If you're alleged to have violated HIPAA or any other patient confidentiality and privacy law and are facing termination, it's important to grieve the termination if your employer policies allow. Not honestly contesting an alleged violation will come back to haunt you when you face a professional disciplinary proceeding by your state board of nursing. Silence means acquiescence in any such proceeding.

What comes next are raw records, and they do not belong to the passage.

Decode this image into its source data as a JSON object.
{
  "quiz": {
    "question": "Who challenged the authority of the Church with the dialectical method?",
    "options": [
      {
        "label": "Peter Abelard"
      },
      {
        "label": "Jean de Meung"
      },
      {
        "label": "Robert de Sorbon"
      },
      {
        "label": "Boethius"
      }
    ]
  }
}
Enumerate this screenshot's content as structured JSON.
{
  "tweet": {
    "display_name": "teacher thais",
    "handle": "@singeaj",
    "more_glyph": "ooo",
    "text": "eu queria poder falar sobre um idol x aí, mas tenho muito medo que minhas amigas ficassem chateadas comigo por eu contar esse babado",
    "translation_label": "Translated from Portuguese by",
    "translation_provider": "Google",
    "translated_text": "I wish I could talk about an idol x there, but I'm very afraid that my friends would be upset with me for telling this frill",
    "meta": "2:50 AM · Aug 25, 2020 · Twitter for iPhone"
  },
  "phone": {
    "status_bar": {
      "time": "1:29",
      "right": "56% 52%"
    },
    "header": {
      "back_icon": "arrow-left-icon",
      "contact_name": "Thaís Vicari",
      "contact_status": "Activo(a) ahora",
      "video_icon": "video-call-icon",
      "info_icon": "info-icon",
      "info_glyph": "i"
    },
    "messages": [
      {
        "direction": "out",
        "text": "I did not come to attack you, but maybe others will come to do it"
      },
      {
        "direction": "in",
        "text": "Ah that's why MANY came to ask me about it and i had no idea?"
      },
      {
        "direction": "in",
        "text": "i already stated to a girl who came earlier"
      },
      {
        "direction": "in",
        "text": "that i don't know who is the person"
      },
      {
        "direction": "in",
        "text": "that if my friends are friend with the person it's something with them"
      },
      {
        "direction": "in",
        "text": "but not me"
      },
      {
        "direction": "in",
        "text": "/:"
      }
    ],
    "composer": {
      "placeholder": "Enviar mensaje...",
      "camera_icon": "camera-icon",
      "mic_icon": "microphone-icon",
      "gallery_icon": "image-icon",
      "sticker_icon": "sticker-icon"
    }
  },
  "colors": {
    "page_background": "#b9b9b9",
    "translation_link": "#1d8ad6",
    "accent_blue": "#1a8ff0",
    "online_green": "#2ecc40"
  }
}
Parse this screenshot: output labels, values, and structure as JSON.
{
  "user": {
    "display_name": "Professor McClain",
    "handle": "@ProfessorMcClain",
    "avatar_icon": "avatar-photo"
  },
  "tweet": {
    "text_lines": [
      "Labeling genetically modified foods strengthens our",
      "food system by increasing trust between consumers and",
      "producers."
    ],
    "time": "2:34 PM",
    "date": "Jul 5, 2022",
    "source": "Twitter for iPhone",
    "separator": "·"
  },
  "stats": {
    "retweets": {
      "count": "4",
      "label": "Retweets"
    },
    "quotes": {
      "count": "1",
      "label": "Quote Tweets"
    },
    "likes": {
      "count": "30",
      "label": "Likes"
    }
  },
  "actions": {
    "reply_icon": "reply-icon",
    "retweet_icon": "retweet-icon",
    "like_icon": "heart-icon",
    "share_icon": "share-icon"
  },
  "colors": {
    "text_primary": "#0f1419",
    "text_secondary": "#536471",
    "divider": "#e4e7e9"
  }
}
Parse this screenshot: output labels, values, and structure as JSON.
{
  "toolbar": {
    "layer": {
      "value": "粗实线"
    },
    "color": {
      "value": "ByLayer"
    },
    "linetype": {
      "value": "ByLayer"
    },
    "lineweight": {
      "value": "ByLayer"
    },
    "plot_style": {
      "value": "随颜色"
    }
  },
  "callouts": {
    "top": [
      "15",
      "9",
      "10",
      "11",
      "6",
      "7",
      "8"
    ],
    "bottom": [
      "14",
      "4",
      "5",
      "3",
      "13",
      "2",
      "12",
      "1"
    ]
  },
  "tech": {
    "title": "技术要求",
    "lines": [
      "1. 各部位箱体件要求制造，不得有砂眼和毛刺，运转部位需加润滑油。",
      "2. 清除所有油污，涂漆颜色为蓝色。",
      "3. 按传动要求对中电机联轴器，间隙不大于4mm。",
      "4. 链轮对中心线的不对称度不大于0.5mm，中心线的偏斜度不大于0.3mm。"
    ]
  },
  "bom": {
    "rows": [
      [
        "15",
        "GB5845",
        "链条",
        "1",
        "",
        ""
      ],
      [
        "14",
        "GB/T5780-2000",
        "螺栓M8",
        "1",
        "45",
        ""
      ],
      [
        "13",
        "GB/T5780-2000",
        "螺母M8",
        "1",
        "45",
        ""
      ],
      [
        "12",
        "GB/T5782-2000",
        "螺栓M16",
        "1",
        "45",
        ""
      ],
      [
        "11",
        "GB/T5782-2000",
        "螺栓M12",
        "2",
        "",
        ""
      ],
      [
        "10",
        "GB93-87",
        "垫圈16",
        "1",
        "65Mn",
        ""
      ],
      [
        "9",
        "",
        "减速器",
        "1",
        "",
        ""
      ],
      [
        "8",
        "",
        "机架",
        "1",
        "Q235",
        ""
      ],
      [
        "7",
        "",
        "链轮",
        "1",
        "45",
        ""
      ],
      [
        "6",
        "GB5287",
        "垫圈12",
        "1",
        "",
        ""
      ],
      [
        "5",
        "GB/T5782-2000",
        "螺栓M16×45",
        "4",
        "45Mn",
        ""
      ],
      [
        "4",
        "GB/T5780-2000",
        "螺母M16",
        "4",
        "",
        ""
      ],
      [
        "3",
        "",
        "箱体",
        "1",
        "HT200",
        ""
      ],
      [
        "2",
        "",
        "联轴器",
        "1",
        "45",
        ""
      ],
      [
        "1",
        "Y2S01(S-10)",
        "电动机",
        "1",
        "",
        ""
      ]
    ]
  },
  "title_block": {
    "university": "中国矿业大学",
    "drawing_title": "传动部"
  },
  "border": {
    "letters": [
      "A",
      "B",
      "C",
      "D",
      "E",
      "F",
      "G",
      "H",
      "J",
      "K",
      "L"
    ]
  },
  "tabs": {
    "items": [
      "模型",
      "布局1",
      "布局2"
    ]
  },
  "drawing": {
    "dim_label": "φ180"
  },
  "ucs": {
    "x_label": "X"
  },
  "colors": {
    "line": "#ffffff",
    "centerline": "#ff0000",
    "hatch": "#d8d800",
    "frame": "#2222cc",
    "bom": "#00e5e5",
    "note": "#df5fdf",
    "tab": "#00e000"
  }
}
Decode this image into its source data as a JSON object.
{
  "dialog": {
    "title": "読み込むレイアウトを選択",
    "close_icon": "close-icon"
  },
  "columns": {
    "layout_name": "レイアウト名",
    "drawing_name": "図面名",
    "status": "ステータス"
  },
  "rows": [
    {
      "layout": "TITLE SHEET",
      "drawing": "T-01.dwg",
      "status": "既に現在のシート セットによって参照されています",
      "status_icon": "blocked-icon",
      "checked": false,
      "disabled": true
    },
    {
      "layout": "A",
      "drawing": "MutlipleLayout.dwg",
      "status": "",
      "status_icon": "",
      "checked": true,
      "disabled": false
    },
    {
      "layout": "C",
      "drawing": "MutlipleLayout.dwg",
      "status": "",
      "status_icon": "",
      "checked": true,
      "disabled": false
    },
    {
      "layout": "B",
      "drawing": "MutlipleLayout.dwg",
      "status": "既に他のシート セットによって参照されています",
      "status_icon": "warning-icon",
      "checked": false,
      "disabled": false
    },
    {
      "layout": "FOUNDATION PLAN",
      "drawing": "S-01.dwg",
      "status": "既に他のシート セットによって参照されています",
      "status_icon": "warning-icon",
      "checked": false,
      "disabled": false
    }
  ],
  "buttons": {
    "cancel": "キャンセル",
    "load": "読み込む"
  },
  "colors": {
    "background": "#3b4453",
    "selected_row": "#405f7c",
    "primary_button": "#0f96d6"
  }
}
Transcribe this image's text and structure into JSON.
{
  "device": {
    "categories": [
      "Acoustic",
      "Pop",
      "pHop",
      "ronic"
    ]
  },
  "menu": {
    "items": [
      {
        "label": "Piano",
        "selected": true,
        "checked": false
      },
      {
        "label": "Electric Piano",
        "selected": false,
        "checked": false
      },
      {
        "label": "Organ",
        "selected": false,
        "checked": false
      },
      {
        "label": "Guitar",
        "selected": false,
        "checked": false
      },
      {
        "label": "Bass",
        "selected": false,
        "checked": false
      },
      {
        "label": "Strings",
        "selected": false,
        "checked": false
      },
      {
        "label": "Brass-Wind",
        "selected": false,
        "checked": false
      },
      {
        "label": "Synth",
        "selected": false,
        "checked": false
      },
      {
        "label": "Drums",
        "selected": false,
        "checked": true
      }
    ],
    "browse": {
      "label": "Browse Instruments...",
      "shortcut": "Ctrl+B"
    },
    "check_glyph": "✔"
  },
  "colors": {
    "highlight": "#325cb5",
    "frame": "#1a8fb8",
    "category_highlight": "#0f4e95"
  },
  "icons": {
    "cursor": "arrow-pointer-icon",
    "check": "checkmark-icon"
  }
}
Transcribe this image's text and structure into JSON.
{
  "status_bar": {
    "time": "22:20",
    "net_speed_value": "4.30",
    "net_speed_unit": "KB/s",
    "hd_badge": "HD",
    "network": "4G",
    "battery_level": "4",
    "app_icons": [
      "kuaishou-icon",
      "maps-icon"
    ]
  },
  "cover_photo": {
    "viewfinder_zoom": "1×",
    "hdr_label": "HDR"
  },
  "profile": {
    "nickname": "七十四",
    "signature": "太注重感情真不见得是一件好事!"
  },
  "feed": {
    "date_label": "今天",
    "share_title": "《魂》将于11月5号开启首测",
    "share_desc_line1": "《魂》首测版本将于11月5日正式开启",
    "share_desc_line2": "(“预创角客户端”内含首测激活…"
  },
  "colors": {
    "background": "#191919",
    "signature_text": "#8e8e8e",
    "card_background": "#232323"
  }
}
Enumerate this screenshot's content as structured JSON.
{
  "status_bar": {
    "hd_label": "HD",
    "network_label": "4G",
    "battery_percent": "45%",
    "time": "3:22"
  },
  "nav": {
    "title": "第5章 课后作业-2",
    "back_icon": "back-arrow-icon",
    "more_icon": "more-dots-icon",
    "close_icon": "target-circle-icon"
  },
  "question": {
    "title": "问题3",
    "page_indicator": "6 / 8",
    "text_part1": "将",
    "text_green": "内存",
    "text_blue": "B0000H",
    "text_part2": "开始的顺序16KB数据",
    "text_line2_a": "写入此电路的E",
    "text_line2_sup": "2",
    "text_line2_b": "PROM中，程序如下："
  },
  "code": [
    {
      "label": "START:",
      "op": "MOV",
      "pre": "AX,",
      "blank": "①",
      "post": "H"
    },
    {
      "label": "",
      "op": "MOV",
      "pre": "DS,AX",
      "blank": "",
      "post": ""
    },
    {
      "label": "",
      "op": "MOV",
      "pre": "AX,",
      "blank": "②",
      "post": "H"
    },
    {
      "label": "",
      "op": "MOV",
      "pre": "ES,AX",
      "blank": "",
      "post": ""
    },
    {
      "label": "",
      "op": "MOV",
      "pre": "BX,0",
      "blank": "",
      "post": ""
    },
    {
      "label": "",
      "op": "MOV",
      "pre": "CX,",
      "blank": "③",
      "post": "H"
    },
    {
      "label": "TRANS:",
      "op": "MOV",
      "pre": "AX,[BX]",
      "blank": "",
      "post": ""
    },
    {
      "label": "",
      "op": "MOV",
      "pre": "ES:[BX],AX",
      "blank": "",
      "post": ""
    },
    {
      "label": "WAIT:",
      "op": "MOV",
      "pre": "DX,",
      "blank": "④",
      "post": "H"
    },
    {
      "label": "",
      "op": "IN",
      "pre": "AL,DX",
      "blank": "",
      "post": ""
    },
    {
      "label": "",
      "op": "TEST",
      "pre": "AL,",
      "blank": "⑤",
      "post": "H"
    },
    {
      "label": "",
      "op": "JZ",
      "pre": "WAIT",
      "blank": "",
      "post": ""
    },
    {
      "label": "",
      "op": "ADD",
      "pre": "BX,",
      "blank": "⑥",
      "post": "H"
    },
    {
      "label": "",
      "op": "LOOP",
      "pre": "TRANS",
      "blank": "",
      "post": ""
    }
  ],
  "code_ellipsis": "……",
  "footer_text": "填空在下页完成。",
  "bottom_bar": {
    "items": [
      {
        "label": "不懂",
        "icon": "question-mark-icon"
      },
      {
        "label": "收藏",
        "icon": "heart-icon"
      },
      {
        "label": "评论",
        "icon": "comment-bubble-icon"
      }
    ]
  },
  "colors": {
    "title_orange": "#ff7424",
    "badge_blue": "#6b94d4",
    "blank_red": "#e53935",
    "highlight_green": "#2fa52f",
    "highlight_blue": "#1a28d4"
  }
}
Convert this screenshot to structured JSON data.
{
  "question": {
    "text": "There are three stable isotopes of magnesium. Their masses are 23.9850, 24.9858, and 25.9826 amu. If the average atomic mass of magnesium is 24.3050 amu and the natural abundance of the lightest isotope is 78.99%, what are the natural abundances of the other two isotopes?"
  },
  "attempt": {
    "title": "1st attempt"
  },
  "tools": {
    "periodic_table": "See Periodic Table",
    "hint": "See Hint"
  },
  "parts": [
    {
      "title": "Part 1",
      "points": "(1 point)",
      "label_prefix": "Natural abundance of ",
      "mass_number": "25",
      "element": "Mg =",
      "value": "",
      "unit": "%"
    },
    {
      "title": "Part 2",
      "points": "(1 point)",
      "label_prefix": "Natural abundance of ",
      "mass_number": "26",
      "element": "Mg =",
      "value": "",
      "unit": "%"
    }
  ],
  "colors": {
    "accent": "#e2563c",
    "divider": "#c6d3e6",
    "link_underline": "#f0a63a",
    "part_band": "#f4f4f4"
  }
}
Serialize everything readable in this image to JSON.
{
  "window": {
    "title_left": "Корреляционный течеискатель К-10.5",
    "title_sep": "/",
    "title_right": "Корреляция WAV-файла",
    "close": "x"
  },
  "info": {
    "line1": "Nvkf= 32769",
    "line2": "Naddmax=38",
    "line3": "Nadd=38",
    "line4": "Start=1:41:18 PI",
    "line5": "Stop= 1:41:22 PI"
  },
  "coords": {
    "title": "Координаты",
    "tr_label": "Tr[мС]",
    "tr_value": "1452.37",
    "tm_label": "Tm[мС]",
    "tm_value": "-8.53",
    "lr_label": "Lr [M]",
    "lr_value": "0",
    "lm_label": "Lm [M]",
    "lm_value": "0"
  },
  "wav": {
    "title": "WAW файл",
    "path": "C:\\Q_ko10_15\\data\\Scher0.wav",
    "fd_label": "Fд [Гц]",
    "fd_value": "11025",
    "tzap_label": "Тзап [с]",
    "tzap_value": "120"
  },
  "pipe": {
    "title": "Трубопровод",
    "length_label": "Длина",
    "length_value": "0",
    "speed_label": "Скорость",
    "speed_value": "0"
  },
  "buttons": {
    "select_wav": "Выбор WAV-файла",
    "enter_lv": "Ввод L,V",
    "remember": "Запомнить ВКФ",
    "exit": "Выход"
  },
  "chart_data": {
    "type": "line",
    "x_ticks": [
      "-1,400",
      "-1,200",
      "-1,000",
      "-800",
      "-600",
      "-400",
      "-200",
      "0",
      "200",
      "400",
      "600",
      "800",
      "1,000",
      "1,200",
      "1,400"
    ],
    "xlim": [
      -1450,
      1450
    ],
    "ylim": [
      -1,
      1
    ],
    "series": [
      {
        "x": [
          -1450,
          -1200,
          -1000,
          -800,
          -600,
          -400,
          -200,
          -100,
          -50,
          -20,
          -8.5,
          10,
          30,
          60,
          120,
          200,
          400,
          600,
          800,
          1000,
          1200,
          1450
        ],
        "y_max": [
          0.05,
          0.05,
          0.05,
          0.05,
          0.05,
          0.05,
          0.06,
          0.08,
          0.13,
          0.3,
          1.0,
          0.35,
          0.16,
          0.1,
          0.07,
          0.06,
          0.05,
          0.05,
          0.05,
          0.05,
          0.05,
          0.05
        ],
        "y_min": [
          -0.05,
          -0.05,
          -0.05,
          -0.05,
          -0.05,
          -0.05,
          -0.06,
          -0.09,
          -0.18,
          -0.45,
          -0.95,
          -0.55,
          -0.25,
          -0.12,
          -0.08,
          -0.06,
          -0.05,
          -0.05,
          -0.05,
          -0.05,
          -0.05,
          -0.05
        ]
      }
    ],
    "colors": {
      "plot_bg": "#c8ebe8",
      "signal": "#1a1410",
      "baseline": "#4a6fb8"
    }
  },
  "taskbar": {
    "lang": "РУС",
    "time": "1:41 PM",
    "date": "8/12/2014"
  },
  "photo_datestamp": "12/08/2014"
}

Contacting a nurse attorney or attorney in your area for advice (and representation, if possible) with a grievance at the employment level, and for advice and representation at a board of nursing hearing, is essential. 

The reader said she did contact an attorney but felt the cost of the firm looking into the case was too high. Legal representation is costly, but if you're unemployable in the future because of a HIPAA violation or privacy/confidentiality breach, the expense may be worth it. It is essential to keep in mind that a professional disciplinary action against you does not require a patient injury. 

When the proceeding involves a violation of your state nurse practice act's mandate to protect patient privacy and confidentiality, it is the violation itself that serves as the basis for the action against you. It is also important to remember that a breach of HIPAA is considered a breach unless proven otherwise, which is why a risk analysis is vital. In short, no harm need occur because of a HIPAA violation.